XXI Edición
Curso 2024 - 2025
Semana Santa
Gema Aparicio, 17 años
Colegio Altozano (Alicante)
Aunque nací en la ciudad de Barcelona y vivo en Alicante, desde los tres años me siento muy unida al pueblo de mis padres. Al igual que para Antonio Machado, mi infancia son recuerdos de un patio, en este caso de la casa de mis abuelos, y también de un huerto donde madura el limonero. Aunque todos los momentos del año me resultan importantes, si tuviera que destacar uno en especial sería la llegada de la primavera, que sirve de pórtico a la Semana Santa.

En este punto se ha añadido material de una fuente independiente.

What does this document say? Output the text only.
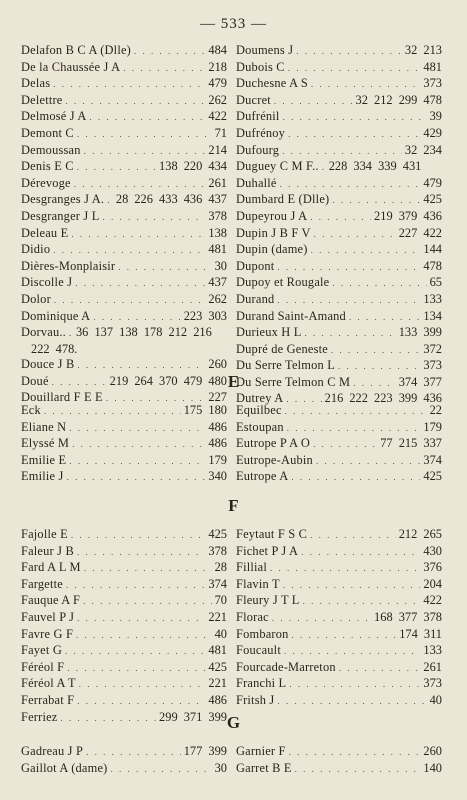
— 533 —
Delafon B C A (Dlle) . . .	484
De la Chaussée J A . . .	218
Delas . . .	479
Delettre . . .	262
Delmosé J A . . .	422
Demont C . . .	71
Demoussan . . .	214
Denis E C . . .	138 220 434
Dérevoge . . .	261
Desgranges J A. . . . 28 226 433 436 437
Desgranger J L . . .	378
Deleau E . . .	138
Didio . . .	481
Dières-Monplaisir . . .	30
Discolle J . . .	437
Dolor . . .	262
Dominique A . . .	223 303
Dorvau.. . . . 36 137 138 178 212 216
222 478.
Douce J B . . .	260
Doué . . .	219 264 370 479 480
Douillard F E E . . .	227
Doumens J . . .	32 213
Dubois C . . .	481
Duchesne A S . . .	373
Ducret . . .	32 212 299 478
Dufrénil . . .	39
Dufrénoy . . .	429
Dufourg . . .	32 234
Duguey C M F.. . . . 228 334 339 431
Duhallé . . .	479
Dumbard E (Dlle) . . .	425
Dupeyrou J A . . .	219 379 436
Dupin J B F V . . .	227 422
Dupin (dame) . . .	144
Dupont . . .	478
Dupoy et Rougale . . .	65
Durand . . .	133
Durand Saint-Amand . . .	134
Durieux H L . . .	133 399
Dupré de Geneste . . .	372
Du Serre Telmon L . . .	373
Du Serre Telmon C M . . .	374 377
Dutrey A . . .	216 222 223 399 436
E
Eck . . .	175 180
Eliane N . . .	486
Elyssé M . . .	486
Emilie E . . .	179
Emilie J . . .	340
Equilbec . . .	22
Estoupan . . .	179
Eutrope P A O . . .	77 215 337
Eutrope-Aubin . . .	374
Eutrope A . . .	425
F
Fajolle E . . .	425
Faleur J B . . .	378
Fard A L M . . .	28
Fargette . . .	374
Fauque A F . . .	70
Fauvel P J . . .	221
Favre G F . . .	40
Fayet G . . .	481
Féréol F . . .	425
Féréol A T . . .	221
Ferrabat F . . .	486
Ferriez . . .	299 371 399
Feytaut F S C . . .	212 265
Fichet P J A . . .	430
Fillial . . .	376
Flavin T . . .	204
Fleury J T L . . .	422
Florac . . .	168 377 378
Fombaron . . .	174 311
Foucault . . .	133
Fourcade-Marreton . . .	261
Franchi L . . .	373
Fritsh J . . .	40
G
Gadreau J P . . .	177 399
Gaillot A (dame) . . .	30
Garnier F . . .	260
Garret B E . . .	140
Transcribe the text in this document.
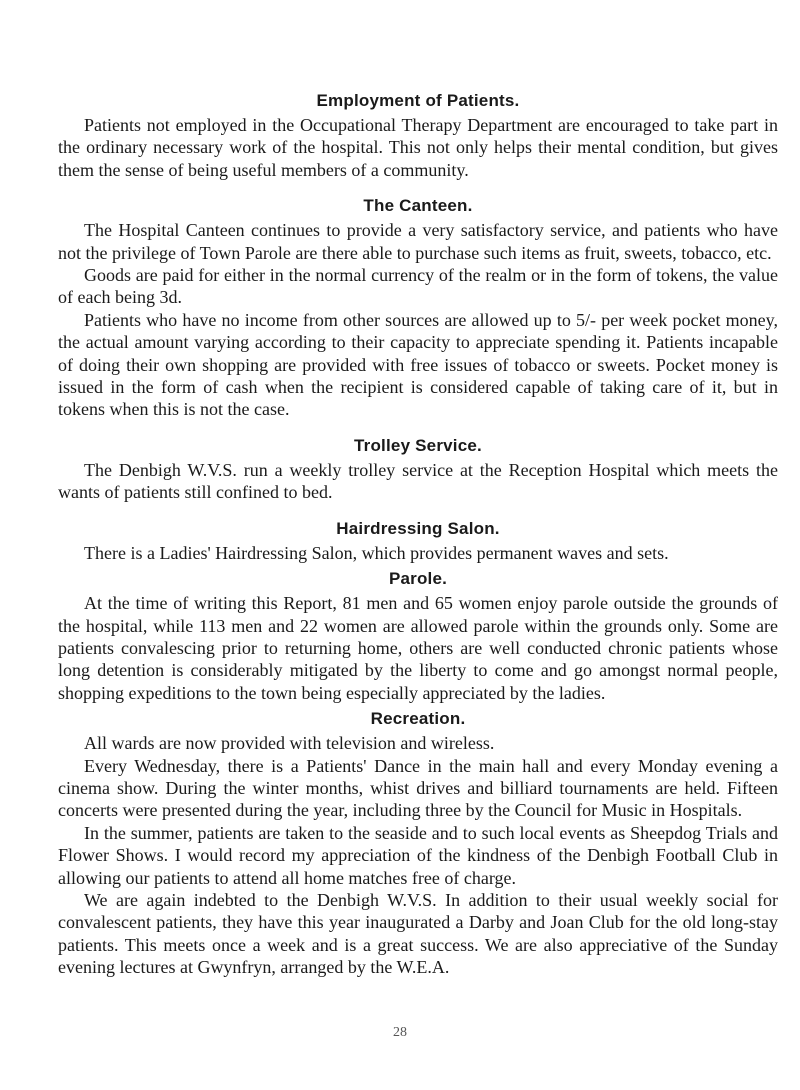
Employment of Patients.

Patients not employed in the Occupational Therapy Department are encouraged to take part in the ordinary necessary work of the hospital. This not only helps their mental condition, but gives them the sense of being useful members of a community.

The Canteen.

The Hospital Canteen continues to provide a very satisfactory service, and patients who have not the privilege of Town Parole are there able to purchase such items as fruit, sweets, tobacco, etc.

Goods are paid for either in the normal currency of the realm or in the form of tokens, the value of each being 3d.

Patients who have no income from other sources are allowed up to 5/- per week pocket money, the actual amount varying according to their capacity to appreciate spending it. Patients incapable of doing their own shopping are provided with free issues of tobacco or sweets. Pocket money is issued in the form of cash when the recipient is considered capable of taking care of it, but in tokens when this is not the case.

Trolley Service.

The Denbigh W.V.S. run a weekly trolley service at the Reception Hospital which meets the wants of patients still confined to bed.

Hairdressing Salon.

There is a Ladies' Hairdressing Salon, which provides permanent waves and sets.

Parole.

At the time of writing this Report, 81 men and 65 women enjoy parole outside the grounds of the hospital, while 113 men and 22 women are allowed parole within the grounds only. Some are patients convalescing prior to returning home, others are well conducted chronic patients whose long detention is considerably mitigated by the liberty to come and go amongst normal people, shopping expeditions to the town being especially appreciated by the ladies.

Recreation.

All wards are now provided with television and wireless.

Every Wednesday, there is a Patients' Dance in the main hall and every Monday evening a cinema show. During the winter months, whist drives and billiard tournaments are held. Fifteen concerts were presented during the year, including three by the Council for Music in Hospitals.

In the summer, patients are taken to the seaside and to such local events as Sheepdog Trials and Flower Shows. I would record my appreciation of the kindness of the Denbigh Football Club in allowing our patients to attend all home matches free of charge.

We are again indebted to the Denbigh W.V.S. In addition to their usual weekly social for convalescent patients, they have this year inaugurated a Darby and Joan Club for the old long-stay patients. This meets once a week and is a great success. We are also appreciative of the Sunday evening lectures at Gwynfryn, arranged by the W.E.A.

28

En esas fechas el pueblo se transforma: la luz del sol, que comienza a brillar con más intensidad y a besar suavemente la huerta, se confunde con la explosión de los almendros en flor y el aroma del azahar, que brota de los naranjos y limoneros que salpican, con su ordenada presencia, todo el paisaje. El sonido se hace presente en el toque de los tambores que portan los vecinos, uniformados con una túnica negra de penitencia. Estos se reúnen en la plaza del Ayuntamiento a las doce en punto de la noche del Martes Santo, para romper el silencio con sus redobles, ininterrumpidos hasta las cinco de la tarde del Miércoles Santo. El sentido del gusto se colma con los platos típicos de esas fechas, como el potaje de vigilia y las torrijas, que mi abuela prepara con cariño y esmero para endulzar a todos sus nietos. Con toda la intención dejo para el final el sentido del tacto, que para mí cobra un significado especial cuando acaricio el sedoso terciopelo de mi traje de nazareno.
Antes de la procesión abro con delicadeza el armario de la casa de mis abuelos, como si en él se encontrase el mayor de los tesoros. Al descubrirlo, me recorre un escalofrío de entusiasmo y alegría. Mi hermana pequeña y yo lo colocamos sobre la cama, antes de dar paso al ritual de vestirnos que repetimos año tras año: primero, la túnica de color celeste; a continuación, el cinturón del mismo color, con el escudo carmelitano en el centro; después, la capa de un azul más intenso sobre los hombros; guantes blancos en nuestras manos y, para finalizar, sobre el capirote de rejilla, ocultándonos el rostro, el capuz o antifaz a juego con la capa, en señal de arrepentimiento y humildad. De esta guisa acompaño a la Virgen de los Dolores, La Dolorosa, la misma imagen para la que mi madre también procesionaba a mi edad y cuya devoción nos ha inculcado.
Una vez preparada, me dirijo hasta la ermita, que se encuentra a los pies del majestuoso castillo que domina el pueblo. Tomo un cirio y me dispongo a ejercer mi fe y, como escribió Machado, “la fe de mis mayores”.
A través del capuz que oculta mi rostro, observo la cara de alegría del niño que toma el caramelo que le entrego. El perfume impregna las calles y las volutas de humo envuelven las imágenes mientras el acólito turiferario mueve el incensario, después de alimentarlo con los carbones que porta la naveta. El compás de los tambores y cornetas, así como las marchas procesionales de la banda penetran en mis oídos. Y el tacto, de nuevo el tacto cada vez que pongo mi mano sobre el capuz, a la altura de mi pecho, mientras camino.
La procesión avanza lenta y armoniosamente, rodeada por un tumulto, por las sinuosas y estrechas calles hasta que alcanzamos de nuevo la ermita, que al estar ubicada en una gran pendiente obliga a los anderos a realizar un último esfuerzo, que aceptan con espíritu de sacrificio y valor, sin permitirse una sola parada.
Finalizada mi estación de penitencia, cansada y desprendida de mi capirote, vuelvo a casa de mis abuelos con la satisfacción del deber de fe cumplido, ojos llorosos y la ilusión puesta en la Semana Santa del año que viene.